Menschen als entscheidender Erfolgsfaktor
Mojmír Barák betont, dass keine Technologie allein die Logistik retten kann. „Wenn eine Neuerung eingeführt wird, gibt es bei uns immer Leute, die begeistert sind – das schätze ich sehr. Ihnen ist zu verdanken, dass die Neuerung in die Community gelangt, zu Experten, und wir geben das Know-how weiter“, erklärt er. Jede Innovation entsteht möglichst nah am Geschäft, und kontinuierlich werden Experten geschult, die sie dann im Unternehmen begleiten.

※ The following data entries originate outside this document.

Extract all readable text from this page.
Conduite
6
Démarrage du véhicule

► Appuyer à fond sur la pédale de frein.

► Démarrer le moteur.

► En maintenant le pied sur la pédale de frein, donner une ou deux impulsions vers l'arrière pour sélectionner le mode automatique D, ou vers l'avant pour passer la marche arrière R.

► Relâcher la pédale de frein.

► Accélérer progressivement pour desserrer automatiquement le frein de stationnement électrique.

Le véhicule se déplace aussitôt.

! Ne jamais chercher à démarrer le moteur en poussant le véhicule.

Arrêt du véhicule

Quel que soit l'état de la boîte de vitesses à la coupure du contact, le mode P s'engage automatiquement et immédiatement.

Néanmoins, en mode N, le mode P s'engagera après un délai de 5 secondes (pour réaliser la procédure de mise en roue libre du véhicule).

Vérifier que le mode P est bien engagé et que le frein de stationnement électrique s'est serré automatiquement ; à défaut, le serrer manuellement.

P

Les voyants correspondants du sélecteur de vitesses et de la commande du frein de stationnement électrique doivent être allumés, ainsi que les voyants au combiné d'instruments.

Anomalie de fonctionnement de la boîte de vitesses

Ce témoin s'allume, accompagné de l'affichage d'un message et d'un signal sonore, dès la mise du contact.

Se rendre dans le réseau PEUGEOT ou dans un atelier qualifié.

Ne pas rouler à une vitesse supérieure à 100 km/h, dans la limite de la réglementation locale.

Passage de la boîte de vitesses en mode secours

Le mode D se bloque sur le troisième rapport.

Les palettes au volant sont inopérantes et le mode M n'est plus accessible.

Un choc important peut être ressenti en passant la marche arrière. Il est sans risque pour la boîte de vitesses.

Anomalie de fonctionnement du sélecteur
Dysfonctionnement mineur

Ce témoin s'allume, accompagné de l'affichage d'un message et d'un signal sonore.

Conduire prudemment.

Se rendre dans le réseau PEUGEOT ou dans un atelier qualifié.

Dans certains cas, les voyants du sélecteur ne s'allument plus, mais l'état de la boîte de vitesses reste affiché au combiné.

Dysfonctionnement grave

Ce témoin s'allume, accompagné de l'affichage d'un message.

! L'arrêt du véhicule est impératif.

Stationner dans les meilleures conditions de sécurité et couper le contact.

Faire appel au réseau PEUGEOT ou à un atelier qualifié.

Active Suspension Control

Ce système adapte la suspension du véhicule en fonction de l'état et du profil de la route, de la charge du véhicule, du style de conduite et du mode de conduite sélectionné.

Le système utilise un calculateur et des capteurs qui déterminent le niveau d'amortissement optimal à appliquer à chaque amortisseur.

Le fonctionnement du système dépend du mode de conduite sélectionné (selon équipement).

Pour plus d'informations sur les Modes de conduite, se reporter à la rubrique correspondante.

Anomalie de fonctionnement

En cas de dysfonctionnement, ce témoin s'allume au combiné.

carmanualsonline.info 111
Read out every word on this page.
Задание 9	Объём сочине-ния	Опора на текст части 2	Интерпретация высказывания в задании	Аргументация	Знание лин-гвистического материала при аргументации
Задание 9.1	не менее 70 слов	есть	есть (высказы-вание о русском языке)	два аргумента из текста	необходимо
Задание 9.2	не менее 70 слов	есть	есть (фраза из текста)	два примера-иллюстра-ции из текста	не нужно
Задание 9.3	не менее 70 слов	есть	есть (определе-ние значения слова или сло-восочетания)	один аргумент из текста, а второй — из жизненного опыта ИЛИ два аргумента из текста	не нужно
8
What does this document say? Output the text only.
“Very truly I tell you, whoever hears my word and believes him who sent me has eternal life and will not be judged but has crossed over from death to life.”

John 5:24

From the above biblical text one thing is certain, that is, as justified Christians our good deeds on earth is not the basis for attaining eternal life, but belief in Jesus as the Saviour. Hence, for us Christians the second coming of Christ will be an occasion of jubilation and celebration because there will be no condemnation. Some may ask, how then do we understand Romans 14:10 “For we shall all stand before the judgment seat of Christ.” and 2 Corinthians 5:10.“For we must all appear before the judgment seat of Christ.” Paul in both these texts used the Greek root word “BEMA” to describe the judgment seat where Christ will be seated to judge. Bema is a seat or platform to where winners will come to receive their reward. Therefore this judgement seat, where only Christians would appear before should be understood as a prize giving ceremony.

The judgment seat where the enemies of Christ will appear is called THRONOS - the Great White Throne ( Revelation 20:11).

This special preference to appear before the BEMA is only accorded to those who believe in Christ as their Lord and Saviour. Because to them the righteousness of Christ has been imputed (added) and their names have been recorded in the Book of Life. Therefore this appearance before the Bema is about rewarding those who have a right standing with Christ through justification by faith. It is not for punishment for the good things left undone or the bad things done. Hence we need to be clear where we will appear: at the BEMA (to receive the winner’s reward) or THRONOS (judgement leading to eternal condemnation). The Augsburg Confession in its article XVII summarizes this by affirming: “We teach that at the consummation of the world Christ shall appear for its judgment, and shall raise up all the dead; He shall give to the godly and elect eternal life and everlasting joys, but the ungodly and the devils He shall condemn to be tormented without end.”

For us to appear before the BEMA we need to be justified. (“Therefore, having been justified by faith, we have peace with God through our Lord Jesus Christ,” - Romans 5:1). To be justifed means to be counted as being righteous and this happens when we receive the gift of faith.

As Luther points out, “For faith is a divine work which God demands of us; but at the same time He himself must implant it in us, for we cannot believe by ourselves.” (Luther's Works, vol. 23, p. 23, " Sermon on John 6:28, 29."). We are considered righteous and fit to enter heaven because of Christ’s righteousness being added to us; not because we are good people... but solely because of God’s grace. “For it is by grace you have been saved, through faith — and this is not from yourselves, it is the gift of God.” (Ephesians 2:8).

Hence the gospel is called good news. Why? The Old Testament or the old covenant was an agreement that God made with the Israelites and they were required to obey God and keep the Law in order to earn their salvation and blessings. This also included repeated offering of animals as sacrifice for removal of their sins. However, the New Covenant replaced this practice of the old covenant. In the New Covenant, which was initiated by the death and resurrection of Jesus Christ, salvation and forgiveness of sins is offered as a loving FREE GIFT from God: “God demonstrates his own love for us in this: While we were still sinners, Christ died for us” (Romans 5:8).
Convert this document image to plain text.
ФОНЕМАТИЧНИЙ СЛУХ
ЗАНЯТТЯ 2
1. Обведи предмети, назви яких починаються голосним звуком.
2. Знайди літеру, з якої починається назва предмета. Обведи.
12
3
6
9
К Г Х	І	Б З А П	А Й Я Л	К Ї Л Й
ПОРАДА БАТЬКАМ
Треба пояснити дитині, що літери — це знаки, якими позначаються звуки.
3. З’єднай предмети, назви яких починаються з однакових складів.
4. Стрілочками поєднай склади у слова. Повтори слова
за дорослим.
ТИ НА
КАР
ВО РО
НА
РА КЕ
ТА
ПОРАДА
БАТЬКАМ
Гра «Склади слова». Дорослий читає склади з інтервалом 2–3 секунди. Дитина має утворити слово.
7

KI in der Logistik: Die Zukunft (nicht nur) laut Gartner
Nach Schätzungen der Firma Gartner werden 2028 bis zu 15 % aller Entscheidungen in Unternehmen von künstlicher Intelligenz getroffen werden. Škoda Auto nähert sich dem Schritt für Schritt, nicht nur durch die Einführung neuer Technologien, sondern auch durch ihre Verknüpfung mit Prozessen und Menschen.
Das Ziel ist nach Aussage von Mojmír Barák eine datengesteuerte Logistik, welche die Fragmentierung der bestehenden Systeme ausräumt. Das ist von entscheidender Bedeutung, weil die Anzahl der Datenintegrationen bei Škoda Auto jährlich um rund 50 % steigt. Für die Zukunft setzt man daher auf eine effiziente Nutzung des SAP-Systems, die sinnvolle Einbindung von künstlicher Intelligenz und die Entwicklung von KI-Agenten und KI-Operatoren, die tägliche Entscheidungen beschleunigen und vereinfachen können. Der pragmatische, den Weg vom Proof of Concept zum Routinebetrieb nutzende Ansatz bleibt somit die Hauptstrategie, um die Logistik wettbewerbsfähig und für weiteres Wachstum gerüstet zu halten.